First, we believe the Administration is still capable of surprise. November 7th, the ISG, 21% approval ratings, Maliki, etc. notwithstanding, the Administration's fundamental radicalism remains unchanged. (Rumsfeld was only an ancillary part of it). Recall that they started office with at least 1/2 the country believing they were illegitimate and another 25% uncertain. It didn't matter. Today, even with a Democratic Congress, it may be adjustment rather than change. A government of pragmatism and execution requires accumulation of facts, formal policy review mechanisms, etc. — all antithetical to a political Movement in power. Bush and Cheney both know that such a formalized and transparent (at least to itself) government would be the death knell of their essential political personas.
Second, we have heard rumors from a highly knowledgeable source that the NSC itself recently convened/sponsored a simple war game exercise. Participants were drafted from the usual suspect Think Tanks. The purpse of the exercise as told to the Stiftung was to play out strikes and military options on Iran. We don't know anymore than we were told, i.e. did SAIC or someone run it, was it done in house, or if actually transpired. We are running it down and actually curious to see who was Red and Blue, etc. For some reason we have to smile thinking someone at some point would have to demand a do over. The military option on Iran we believe — regardless of this report — to be very much alive internally. This will have implications for ISG recommendations.
Third, regarding the abrupt resignnation of the Saudi ambassador and his return back to Saudi Arabia: everyone is talking out of their butt right now.
The initial take was that internal Saudi royal family matters drove events more than our American tragi-comic theater.
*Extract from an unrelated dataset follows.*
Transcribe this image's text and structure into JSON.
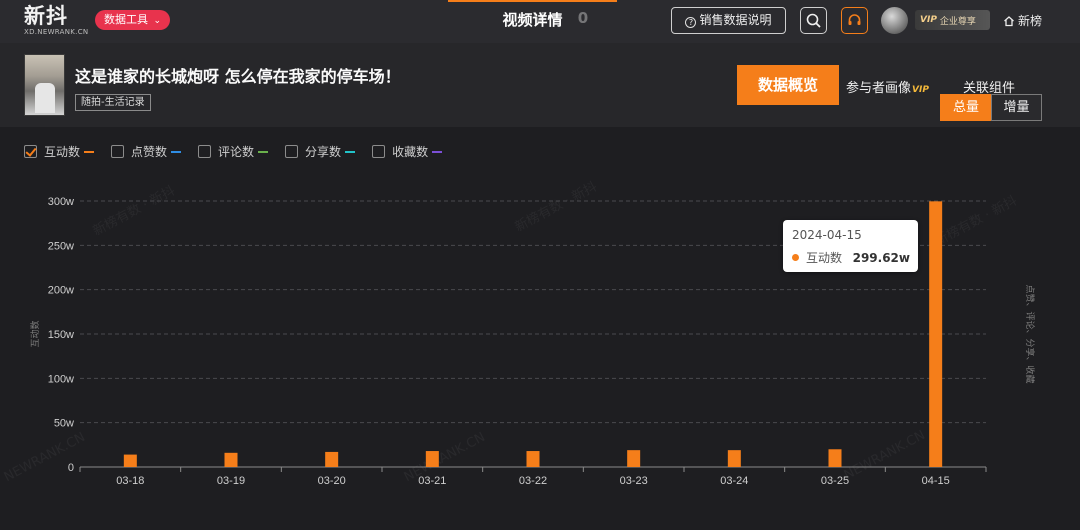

A second wave of speculation driven by Turki partisans (and let's be candid, suck ups) are claiming Bandar was too jealous of his standing here. One thing we can be sure: a veteran like Turki did not suddenly wake up and scream realizing that the House of Saud mortgaged their futures to a bunch of incompetents. He's been hip to that by 2004 at the latest. Which is to say that we do not expect it had anything to do with a “Shia Tilt” in Iraq ala “pick sides” — at least not right away.
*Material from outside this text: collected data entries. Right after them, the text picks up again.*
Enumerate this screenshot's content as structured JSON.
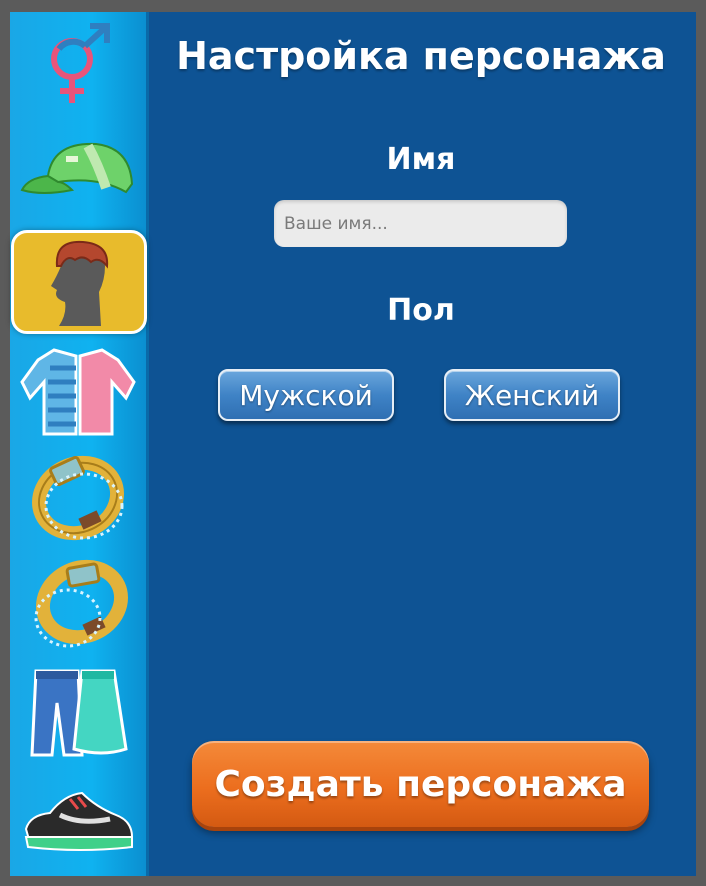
{
  "header": {
    "title": "Настройка персонажа"
  },
  "sidebar": {
    "items": [
      {
        "name": "gender-icon"
      },
      {
        "name": "cap-icon"
      },
      {
        "name": "hair-icon",
        "active": true
      },
      {
        "name": "shirt-icon"
      },
      {
        "name": "bracelet-icon"
      },
      {
        "name": "bracelet-alt-icon"
      },
      {
        "name": "pants-skirt-icon"
      },
      {
        "name": "sneaker-icon"
      }
    ],
    "colors": {
      "background": "#0fb2f0",
      "active": "#e8bb2c"
    }
  },
  "form": {
    "name_label": "Имя",
    "name_placeholder": "Ваше имя...",
    "name_value": "",
    "gender_label": "Пол",
    "male_label": "Мужской",
    "female_label": "Женский"
  },
  "actions": {
    "create_label": "Создать персонажа"
  },
  "colors": {
    "panel": "#0e5394",
    "button_blue": "#3f83c6",
    "button_orange": "#ec6e1e"
  }
}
No question as we have written before that Wurmser and others in EOVP and on the NSC want to overthrow the House of Saud badly. They continue to push the choose the Shia option internally according to the New York Times. A grand alliance with purple fingered Shia grateful to Uncle Sam was their preferred means. But we suspect in the end, having to choose between a nuclear Iran and the House of Saud, only one of them holds conferences denying the holocaust. And that one would utltimately control a Shia Iraq and Hezbollah. Easy choice.
As for the recommendations in the ISG, sadly we don't think it matters overall. Even if adopted, this crowd is not competent enough to execute them. We will get more money and talk about training, embedding and a regional conference or maybe two. It won't make any difference. We expect in Gerson's own words, Bush will reap the whirlwind, and so will we.